Bielan podkreślał, że nie pisał ustawy. Dokument ogólny dotyczący wyborów korespondencyjnych sporządził mecenas Krystian Szostak, którego europoseł określił jako "znajomego".
- Natomiast nigdy nie był współpracownikiem - mówił Bielan.
Anita Kucharska-Dziedzic zaczęła wypytywać, czy Bielan uznaje za "niewiarygodnych aferzystów" m.in. Jacka Protasiewicza lub Łukasza Mejzę. Przekonywała, że chce zrozumieć, kogo europoseł uważa za takie osoby.
- Chcę wiedzieć, czemu mam nie wierzyć wpisom pana Anackiego - powiedziała.
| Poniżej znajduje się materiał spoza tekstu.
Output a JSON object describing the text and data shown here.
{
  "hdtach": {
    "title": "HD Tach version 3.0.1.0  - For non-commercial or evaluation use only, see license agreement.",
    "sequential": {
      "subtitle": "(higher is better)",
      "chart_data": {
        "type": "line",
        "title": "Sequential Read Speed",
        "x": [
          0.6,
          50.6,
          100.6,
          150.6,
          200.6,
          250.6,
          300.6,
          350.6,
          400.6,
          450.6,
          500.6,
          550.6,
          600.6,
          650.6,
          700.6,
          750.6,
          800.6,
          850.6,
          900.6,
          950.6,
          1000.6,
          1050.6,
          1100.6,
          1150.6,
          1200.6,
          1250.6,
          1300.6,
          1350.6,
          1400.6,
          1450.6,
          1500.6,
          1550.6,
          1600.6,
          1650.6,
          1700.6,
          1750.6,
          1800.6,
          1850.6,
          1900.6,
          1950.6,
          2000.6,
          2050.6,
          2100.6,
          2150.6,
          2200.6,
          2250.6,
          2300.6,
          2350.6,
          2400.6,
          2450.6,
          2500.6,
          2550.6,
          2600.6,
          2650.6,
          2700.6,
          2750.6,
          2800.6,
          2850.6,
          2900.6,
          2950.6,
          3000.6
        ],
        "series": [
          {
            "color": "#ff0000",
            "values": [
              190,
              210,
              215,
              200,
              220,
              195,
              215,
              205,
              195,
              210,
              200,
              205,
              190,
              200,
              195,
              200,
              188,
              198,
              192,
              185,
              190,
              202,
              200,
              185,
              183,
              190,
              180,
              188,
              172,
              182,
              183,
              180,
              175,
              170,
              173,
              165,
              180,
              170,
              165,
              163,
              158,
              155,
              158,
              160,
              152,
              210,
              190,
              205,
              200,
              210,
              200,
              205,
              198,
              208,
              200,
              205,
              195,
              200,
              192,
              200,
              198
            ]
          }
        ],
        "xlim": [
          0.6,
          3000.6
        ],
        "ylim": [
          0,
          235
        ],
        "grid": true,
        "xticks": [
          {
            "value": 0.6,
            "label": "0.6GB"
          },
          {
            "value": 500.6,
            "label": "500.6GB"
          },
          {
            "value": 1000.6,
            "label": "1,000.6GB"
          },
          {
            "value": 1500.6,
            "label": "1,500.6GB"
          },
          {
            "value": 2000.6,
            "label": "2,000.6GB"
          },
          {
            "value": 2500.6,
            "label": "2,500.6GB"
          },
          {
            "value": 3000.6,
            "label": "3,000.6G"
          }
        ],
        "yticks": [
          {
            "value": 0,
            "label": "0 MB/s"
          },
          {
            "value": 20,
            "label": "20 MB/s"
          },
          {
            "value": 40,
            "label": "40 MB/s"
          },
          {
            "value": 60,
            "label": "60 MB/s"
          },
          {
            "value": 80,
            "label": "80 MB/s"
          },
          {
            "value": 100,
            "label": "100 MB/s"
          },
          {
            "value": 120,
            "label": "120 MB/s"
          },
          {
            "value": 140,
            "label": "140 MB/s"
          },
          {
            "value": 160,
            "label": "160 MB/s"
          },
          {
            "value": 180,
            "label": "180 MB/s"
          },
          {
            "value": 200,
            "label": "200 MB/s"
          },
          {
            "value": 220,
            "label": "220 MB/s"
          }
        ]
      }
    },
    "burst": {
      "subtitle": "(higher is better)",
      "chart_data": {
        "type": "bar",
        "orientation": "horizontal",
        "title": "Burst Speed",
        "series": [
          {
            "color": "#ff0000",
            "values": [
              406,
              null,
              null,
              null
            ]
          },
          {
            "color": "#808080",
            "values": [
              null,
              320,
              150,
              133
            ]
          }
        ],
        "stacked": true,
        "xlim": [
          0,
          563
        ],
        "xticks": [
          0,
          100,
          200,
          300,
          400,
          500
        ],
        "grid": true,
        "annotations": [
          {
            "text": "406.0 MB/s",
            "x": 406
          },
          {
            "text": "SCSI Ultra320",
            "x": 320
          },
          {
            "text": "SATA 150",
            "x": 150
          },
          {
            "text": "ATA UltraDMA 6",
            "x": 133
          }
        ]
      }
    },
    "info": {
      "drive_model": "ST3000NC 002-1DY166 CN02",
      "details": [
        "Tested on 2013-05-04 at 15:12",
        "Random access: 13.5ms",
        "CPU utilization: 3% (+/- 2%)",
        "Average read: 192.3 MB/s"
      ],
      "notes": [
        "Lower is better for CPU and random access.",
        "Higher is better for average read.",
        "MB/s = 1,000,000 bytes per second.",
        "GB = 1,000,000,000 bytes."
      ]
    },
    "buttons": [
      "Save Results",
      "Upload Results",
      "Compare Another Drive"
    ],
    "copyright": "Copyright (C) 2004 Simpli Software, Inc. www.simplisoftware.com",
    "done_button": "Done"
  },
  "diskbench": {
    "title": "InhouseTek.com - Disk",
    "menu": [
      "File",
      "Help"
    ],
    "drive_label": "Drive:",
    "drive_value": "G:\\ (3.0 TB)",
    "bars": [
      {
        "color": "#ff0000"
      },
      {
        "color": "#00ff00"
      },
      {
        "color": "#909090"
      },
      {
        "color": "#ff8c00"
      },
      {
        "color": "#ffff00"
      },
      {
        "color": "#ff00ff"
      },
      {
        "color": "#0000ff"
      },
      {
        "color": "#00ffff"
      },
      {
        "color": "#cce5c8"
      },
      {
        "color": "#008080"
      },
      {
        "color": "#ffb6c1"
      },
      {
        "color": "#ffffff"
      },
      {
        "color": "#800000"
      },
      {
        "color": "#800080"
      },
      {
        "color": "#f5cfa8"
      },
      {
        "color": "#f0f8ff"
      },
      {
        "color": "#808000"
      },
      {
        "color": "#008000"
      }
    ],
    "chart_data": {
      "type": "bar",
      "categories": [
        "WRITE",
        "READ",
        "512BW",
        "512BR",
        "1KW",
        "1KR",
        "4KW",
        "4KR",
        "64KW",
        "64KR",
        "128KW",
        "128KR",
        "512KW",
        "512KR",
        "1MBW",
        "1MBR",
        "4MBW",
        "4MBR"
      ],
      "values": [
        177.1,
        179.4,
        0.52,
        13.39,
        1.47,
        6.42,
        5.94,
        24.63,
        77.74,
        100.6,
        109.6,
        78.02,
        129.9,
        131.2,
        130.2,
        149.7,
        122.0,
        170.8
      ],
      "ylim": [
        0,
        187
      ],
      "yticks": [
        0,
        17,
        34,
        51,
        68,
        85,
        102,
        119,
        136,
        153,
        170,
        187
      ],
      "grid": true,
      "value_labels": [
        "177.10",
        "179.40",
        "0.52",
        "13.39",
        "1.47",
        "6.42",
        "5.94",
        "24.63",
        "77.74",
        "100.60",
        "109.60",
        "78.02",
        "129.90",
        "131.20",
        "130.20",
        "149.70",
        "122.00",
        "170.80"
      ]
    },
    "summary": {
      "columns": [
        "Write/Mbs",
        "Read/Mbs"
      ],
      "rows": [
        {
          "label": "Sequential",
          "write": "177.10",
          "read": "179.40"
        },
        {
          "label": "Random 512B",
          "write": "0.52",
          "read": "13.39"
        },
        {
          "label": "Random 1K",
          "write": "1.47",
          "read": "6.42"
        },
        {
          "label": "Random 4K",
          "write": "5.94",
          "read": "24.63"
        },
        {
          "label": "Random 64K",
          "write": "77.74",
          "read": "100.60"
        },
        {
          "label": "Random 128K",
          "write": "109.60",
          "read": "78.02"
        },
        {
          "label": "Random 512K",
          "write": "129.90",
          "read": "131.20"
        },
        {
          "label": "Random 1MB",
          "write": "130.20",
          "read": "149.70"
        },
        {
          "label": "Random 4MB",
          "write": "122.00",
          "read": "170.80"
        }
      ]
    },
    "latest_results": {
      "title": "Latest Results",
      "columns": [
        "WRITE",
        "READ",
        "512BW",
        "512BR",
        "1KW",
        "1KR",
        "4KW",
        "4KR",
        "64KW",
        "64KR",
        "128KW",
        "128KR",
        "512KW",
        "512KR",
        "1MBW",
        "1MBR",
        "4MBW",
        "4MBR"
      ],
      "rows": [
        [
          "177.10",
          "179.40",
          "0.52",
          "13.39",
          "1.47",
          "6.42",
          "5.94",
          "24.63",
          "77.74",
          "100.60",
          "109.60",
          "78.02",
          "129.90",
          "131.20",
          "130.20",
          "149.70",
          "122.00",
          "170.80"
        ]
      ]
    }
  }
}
Bielan stwierdził, że do wpisów byłego wiceprezesa Porozumienia już się odniósł.
- Senat zablokował organizację wyborów ze względu na spadające notowania kandydatki Platformy Obywatelskiej Małgorzaty Kidawy-Błońskiej. Celem była podmiana jej na kogoś innego - przekonywał Adam Bielan
Adam Bielan przypomniał, że niegdyś komisje śledcze pracowały nawet po ponad 2 lata, tymczasem komisja ds. wyborów kopertowych ma zakończyć prace w czerwcu.
- Myślę, że jest to związane ze startem jej przewodniczącego do Parlamentu Europejskiego - powiedział Bielan.
Michał Wójcik zapytał Bielana, czy jego zdaniem Borys Budka i Małgorzata Kidawa-Błońska powinni zostać przesłuchani przed komisją śledczą jako świadkowie mający informacje dotyczące wyborów korespondencyjnych.
- Tak uważam, że powinni być przesłuchani i odpowiedzieć na pytanie, jaką mają wiedzę na temat zablokowania tych wyborów - odpowiedział Bielan.
- Nikogo nie straszyłem, nie próbowałem przekupywać. Wręcz przeciwnie. Starałem się uspokajać posłów, którzy byli bardzo mocno naciskani, by zmienić zdanie - mówił Adam Bielan.
Bielan przyznał, że po próbie przeprowadzenia wyborów kopertowych jego pozycja polityczna się pogorszyła.
- Jarosław Gowin wrócił do rządu w charakterze wicepremiera z większymi kompetencjami. I rozpoczął politykę, którą bym określił mianem "zemsty politycznej" - mówił.
Bielan został zapytany, jak wybory korespondencyjne miałyby zostać przeprowadzone, skoro nie wszystkie gospodarstwa mają skrzynki pocztowe.
- Posiadanie skrzynek to jest obowiązek prawny. Poza tym Poczta Polska miała procedury wobec tych gospodarstw, które skrzynek nie miały - mówił Bielan.